Oakland’s largest marine terminal operator plans to clear the air using hybrid cargo-handling technology. SSA Terminals said today it will retrofit 13 diesel-powered cranes with diesel-electric hybrid engines. The upgrade is estimated to eliminate more than 45 tons of exhaust emissions annually at the Port of Oakland.

The projected cost to upgrade the cargo-handlers, known as Rubber Tired Gantry Cranes, is more than $6 million. The Bay Area Air Quality Management District this month approved a $5.1 million Community Health Protection Grant Program / Carl Moyer Program allocation for the project. The cranes will continue to operate at SSA’s Oakland International Container Terminal in the Port.

“We’re delighted that SSA is taking a lead role in curbing emissions,” said Port of Oakland Maritime Director John Driscoll.  “And we’re grateful that their initiative has the support of the Air District.”

SSA’s hybrid cranes will operate primarily on electricity with diesel used only for battery charging. The cranes will also regenerate battery power while lowering containers, which can weigh more than 30 tons.

The Port estimated that hybrid cranes would reduce emissions of some air pollutants by 99 percent. It projected that greenhouse gas emissions from the cranes would fall by a minimum of 40 percent. As part of the grant SSA will also be evaluating the feasibility and promote the future deployment of zero-emission cargo-handling equipment.

The cranes are the workhorses of the Port.

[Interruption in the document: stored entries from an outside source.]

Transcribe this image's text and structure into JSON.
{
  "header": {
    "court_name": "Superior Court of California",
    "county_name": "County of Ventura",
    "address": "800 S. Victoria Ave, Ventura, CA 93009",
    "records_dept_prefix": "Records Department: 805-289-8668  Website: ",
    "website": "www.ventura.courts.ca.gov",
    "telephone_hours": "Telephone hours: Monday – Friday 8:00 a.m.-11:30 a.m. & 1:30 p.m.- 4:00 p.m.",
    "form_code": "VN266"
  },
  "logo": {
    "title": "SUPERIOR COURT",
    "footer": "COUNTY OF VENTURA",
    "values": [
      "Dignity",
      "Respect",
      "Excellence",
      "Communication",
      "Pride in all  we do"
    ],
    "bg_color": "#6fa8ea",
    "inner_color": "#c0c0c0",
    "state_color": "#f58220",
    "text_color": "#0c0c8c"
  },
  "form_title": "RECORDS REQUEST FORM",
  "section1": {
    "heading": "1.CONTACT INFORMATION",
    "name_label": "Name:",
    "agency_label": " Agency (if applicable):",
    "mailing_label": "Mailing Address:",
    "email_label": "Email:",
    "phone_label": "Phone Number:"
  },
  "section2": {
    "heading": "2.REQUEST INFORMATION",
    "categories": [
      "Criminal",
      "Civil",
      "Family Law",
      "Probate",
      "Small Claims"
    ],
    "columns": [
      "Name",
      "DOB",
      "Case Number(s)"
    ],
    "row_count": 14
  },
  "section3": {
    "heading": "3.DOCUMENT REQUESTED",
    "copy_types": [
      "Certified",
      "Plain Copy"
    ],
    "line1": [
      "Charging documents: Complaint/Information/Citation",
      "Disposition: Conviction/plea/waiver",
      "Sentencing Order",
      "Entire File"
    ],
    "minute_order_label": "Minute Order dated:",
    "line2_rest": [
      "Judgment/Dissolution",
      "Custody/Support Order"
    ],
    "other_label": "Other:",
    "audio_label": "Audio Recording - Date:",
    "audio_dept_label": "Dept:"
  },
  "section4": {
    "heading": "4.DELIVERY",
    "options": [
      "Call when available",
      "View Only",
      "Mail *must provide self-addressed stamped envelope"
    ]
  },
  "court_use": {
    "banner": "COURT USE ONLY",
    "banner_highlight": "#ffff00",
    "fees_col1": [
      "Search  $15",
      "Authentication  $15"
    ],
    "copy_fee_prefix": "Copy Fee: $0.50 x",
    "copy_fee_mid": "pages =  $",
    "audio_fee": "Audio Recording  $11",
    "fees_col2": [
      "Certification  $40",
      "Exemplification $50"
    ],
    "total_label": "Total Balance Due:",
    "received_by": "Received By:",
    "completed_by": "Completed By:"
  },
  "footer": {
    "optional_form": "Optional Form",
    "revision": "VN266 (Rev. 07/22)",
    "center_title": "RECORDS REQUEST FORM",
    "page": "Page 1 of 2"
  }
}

They traverse mile-long rows of containers, plucking import boxes from stacks, then loading them on trucks for delivery.  SSA’s Oakland terminal, the nation’s second-busiest, handles the equivalent of 600,000 20-foot import containers annually. The terminal accounts for about 60 percent of the Port’s total cargo volume.

The Port estimated that it could take up to two years to fully outfit SSA’s terminal with hybrid cranes. The terminal operator must first finalize a contract with the Air District to put the plan in motion.

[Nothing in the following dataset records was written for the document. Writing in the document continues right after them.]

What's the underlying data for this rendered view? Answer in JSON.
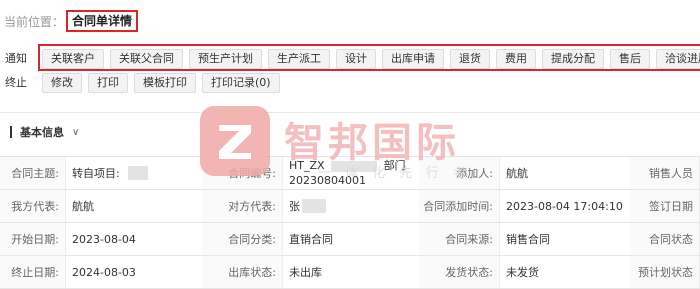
{
  "breadcrumb": {
    "label": "当前位置：",
    "current": "合同单详情"
  },
  "toolbar_row1": [
    "通知",
    "关联客户",
    "关联父合同",
    "预生产计划",
    "生产派工",
    "设计",
    "出库申请",
    "退货",
    "费用",
    "提成分配",
    "售后",
    "洽谈进展"
  ],
  "toolbar_row2": [
    "终止",
    "修改",
    "打印",
    "模板打印",
    "打印记录(0)"
  ],
  "section": {
    "title": "基本信息",
    "toggle": "∨"
  },
  "watermark": {
    "brand": "智邦国际",
    "sub": "一体化先行者"
  },
  "rows": [
    {
      "c1": {
        "label": "合同主题:",
        "value": "转自项目:"
      },
      "c2": {
        "label": "合同编号:",
        "value": "HT_ZX",
        "value_tail": "部门",
        "value_line2": "20230804001"
      },
      "c3": {
        "label": "添加人:",
        "value": "航航"
      },
      "c4": {
        "label": "销售人员"
      }
    },
    {
      "c1": {
        "label": "我方代表:",
        "value": "航航"
      },
      "c2": {
        "label": "对方代表:",
        "value": "张"
      },
      "c3": {
        "label": "合同添加时间:",
        "value": "2023-08-04 17:04:10"
      },
      "c4": {
        "label": "签订日期"
      }
    },
    {
      "c1": {
        "label": "开始日期:",
        "value": "2023-08-04"
      },
      "c2": {
        "label": "合同分类:",
        "value": "直销合同"
      },
      "c3": {
        "label": "合同来源:",
        "value": "销售合同"
      },
      "c4": {
        "label": "合同状态"
      }
    },
    {
      "c1": {
        "label": "终止日期:",
        "value": "2024-08-03"
      },
      "c2": {
        "label": "出库状态:",
        "value": "未出库"
      },
      "c3": {
        "label": "发货状态:",
        "value": "未发货"
      },
      "c4": {
        "label": "预计划状态"
      }
    }
  ],
  "colors": {
    "highlight_frame": "#d9262c",
    "label_bg": "#fafafa",
    "button_bg": "#f3f3f3"
  }
}
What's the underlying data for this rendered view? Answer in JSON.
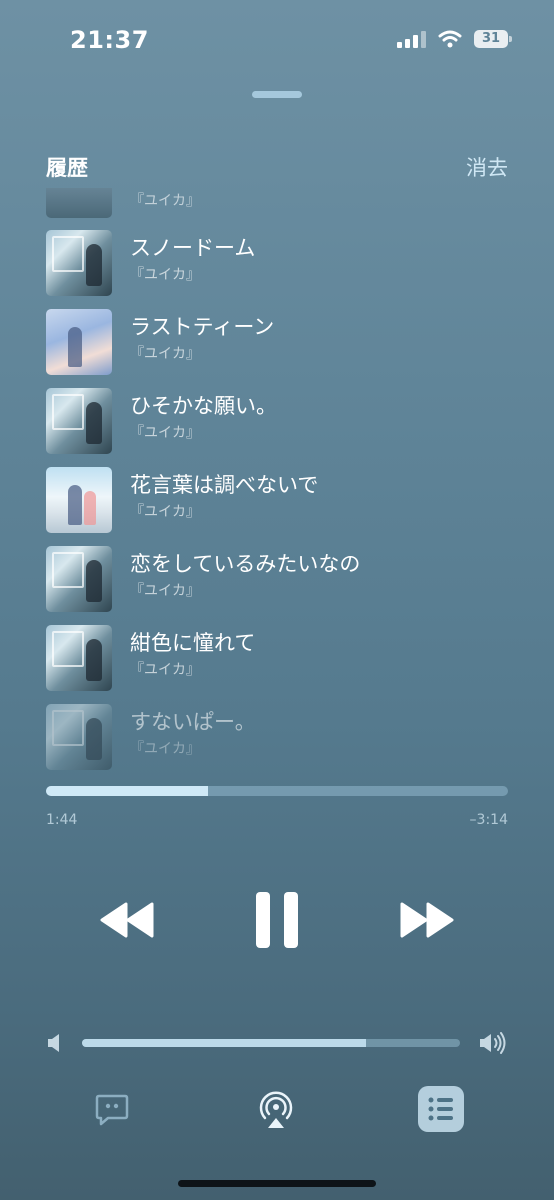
{
  "status": {
    "time": "21:37",
    "battery": "31"
  },
  "header": {
    "title": "履歴",
    "clear_label": "消去"
  },
  "history": {
    "cut_artist": "『ユイカ』",
    "items": [
      {
        "title": "スノードーム",
        "artist": "『ユイカ』"
      },
      {
        "title": "ラストティーン",
        "artist": "『ユイカ』"
      },
      {
        "title": "ひそかな願い。",
        "artist": "『ユイカ』"
      },
      {
        "title": "花言葉は調べないで",
        "artist": "『ユイカ』"
      },
      {
        "title": "恋をしているみたいなの",
        "artist": "『ユイカ』"
      },
      {
        "title": "紺色に憧れて",
        "artist": "『ユイカ』"
      },
      {
        "title": "すないぱー。",
        "artist": "『ユイカ』"
      }
    ]
  },
  "playback": {
    "elapsed": "1:44",
    "remaining": "–3:14",
    "progress_fraction": 0.35
  },
  "volume": {
    "level_fraction": 0.75
  },
  "colors": {
    "accent_light": "#cfe9f7",
    "background_top": "#6e91a4",
    "background_bottom": "#43606f"
  },
  "icons": {
    "lyrics": "quote-bubble-icon",
    "airplay": "airplay-icon",
    "queue": "list-icon",
    "rewind": "backward-icon",
    "pause": "pause-icon",
    "forward": "forward-icon"
  }
}
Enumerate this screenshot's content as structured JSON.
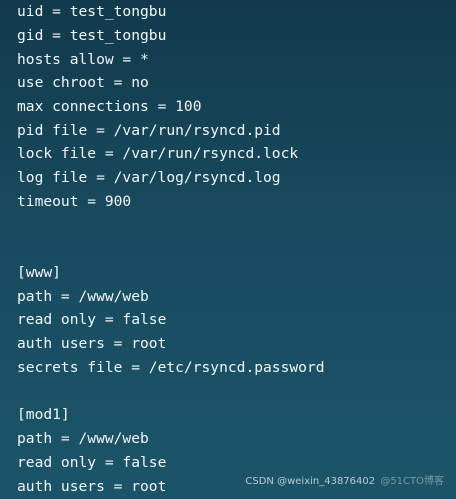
{
  "editor": {
    "lines": [
      "uid = test_tongbu",
      "gid = test_tongbu",
      "hosts allow = *",
      "use chroot = no",
      "max connections = 100",
      "pid file = /var/run/rsyncd.pid",
      "lock file = /var/run/rsyncd.lock",
      "log file = /var/log/rsyncd.log",
      "timeout = 900",
      "[www]",
      "path = /www/web",
      "read only = false",
      "auth users = root",
      "secrets file = /etc/rsyncd.password",
      "[mod1]",
      "path = /www/web",
      "read only = false",
      "auth users = root"
    ]
  },
  "watermark": {
    "part1": "CSDN @weixin_43876402",
    "part2": "@51CTO博客"
  },
  "colors": {
    "background_top": "#123a4c",
    "background_bottom": "#1b5468",
    "text": "#f2f6f8"
  }
}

In 2018, the Air District will be awarding more than $100 million in grant funding for projects that reduce pollution emitted from mobile sources, including $50 million that is being offered through its Community Health Protection Grant Program, which provides grant funds to projects that reduce toxic air emissions and ozone-forming pollutants from older, polluting diesel engines. For the initial year of this program the Air District is accepting applications for projects that reduce emissions in communities along the I-80/I-880 freeways from Hayward to Richmond, and from Vallejo to Pittsburg. More information on the program can be found at www.baaqmd.gov/ab617grants.